In Bloedorn’s defense — not of the alleged theft but of the poor judgment in regard to what he is accused of taking — he was really drunk. He told authorities he had at least 10 beers at a game before passing out in the bushes outside American Family Field. After coming to, Bloedorn somehow stumbled into the clubhouse, he told authorities.
All this, I believed, called for a humorous poem. But I don’t write that sort of thing. So asked the ChatBot to do it.
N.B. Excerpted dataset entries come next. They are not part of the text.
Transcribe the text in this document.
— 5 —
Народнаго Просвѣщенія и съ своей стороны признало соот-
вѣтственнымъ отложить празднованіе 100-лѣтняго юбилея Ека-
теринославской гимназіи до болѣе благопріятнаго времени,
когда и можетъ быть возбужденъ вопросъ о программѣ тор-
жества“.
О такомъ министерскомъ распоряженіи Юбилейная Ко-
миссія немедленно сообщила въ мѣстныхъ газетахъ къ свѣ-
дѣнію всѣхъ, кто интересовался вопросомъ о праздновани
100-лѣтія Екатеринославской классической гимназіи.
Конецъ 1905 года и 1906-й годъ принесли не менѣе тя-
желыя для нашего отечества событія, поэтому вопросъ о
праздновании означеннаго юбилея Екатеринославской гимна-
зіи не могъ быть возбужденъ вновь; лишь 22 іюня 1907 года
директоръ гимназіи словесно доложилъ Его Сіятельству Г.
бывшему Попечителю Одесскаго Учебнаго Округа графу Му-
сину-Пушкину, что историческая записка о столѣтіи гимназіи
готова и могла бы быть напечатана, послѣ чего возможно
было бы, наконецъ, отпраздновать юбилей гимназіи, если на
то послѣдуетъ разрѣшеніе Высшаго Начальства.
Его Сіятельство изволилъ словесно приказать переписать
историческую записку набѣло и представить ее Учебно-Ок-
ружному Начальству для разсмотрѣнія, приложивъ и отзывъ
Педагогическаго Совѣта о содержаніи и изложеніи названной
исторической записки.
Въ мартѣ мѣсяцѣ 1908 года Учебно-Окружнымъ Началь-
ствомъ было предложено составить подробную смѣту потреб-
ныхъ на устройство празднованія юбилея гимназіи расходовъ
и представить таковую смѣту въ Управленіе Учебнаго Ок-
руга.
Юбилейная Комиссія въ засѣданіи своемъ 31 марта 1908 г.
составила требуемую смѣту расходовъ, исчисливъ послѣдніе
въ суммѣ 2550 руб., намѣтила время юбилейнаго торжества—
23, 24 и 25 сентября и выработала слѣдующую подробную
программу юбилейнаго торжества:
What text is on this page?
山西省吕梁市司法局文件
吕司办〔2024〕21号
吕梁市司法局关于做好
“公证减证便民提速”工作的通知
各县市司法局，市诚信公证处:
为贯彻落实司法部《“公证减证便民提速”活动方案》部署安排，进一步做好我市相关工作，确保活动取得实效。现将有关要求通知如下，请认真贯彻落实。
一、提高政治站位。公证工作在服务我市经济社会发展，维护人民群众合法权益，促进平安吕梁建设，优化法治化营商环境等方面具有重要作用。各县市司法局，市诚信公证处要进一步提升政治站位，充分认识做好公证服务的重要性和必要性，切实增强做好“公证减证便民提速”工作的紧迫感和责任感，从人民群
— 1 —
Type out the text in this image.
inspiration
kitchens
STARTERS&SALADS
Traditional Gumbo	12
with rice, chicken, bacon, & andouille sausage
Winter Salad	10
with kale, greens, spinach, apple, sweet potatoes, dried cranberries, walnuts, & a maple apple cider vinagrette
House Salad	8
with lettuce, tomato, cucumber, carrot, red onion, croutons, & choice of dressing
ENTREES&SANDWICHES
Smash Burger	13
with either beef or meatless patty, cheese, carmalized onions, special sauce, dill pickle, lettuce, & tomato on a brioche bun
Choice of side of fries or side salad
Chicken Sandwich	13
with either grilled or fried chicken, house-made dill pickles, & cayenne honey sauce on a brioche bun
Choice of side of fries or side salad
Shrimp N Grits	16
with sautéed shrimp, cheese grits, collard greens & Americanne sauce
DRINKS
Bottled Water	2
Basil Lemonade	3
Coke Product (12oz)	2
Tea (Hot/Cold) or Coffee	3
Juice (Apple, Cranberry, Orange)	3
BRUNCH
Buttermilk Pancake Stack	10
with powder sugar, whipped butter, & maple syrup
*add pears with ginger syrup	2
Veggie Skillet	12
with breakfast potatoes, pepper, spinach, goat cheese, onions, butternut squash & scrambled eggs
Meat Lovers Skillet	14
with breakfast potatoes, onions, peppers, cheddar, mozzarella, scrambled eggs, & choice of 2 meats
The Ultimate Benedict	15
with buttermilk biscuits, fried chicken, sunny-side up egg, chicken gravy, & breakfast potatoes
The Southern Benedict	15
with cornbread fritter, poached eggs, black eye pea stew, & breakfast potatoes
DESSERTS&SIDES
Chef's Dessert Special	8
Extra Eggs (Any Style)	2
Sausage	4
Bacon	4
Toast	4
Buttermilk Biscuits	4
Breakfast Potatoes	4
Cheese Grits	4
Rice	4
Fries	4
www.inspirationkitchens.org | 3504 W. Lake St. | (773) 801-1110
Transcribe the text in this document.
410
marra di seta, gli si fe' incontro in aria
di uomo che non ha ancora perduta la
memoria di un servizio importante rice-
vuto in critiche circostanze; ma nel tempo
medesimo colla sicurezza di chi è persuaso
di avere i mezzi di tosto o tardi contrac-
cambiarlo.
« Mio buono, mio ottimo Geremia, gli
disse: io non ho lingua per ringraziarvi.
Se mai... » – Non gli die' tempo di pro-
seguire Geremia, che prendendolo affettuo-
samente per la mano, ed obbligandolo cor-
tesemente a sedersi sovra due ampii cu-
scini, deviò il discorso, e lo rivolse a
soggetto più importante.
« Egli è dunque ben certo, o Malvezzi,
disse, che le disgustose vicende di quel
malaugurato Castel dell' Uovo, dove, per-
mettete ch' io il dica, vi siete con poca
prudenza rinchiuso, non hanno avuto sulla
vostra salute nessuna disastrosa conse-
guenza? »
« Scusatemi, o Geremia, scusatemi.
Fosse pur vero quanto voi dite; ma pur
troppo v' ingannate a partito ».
Here is what it came up with.
Ode to a Brewers fan
Note this is according to authorities:
There once was a man named Justin,
Who wanted Brewers' gear just for lustin'
He drank ten beers,
Passed out in some bushes, oh dear,
And ended up stealing and bustin'.
He stumbled around and pulled on a door,
And found his way to the clubhouse, for sure.
He took what he could,
Electronics, a credit card, and memorabilia good,
And then hailed an Uber to take him back to his door.
The roommate was suspicious and called the cops,
And they found Brewers' gear in duffel bags and props.
The man was charged with burglary,
And faced the judge with a sense of urgency,
For stealing home, he should have just stuck to bops.
Lesson learned, don't drink too much and pass out,
Or you'll wake up in a jail cell with no clout.
Stealing team memorabilia is not okay,
It's better to enjoy the game and just sway,
And leave the clubhouse for the Brewers to tout.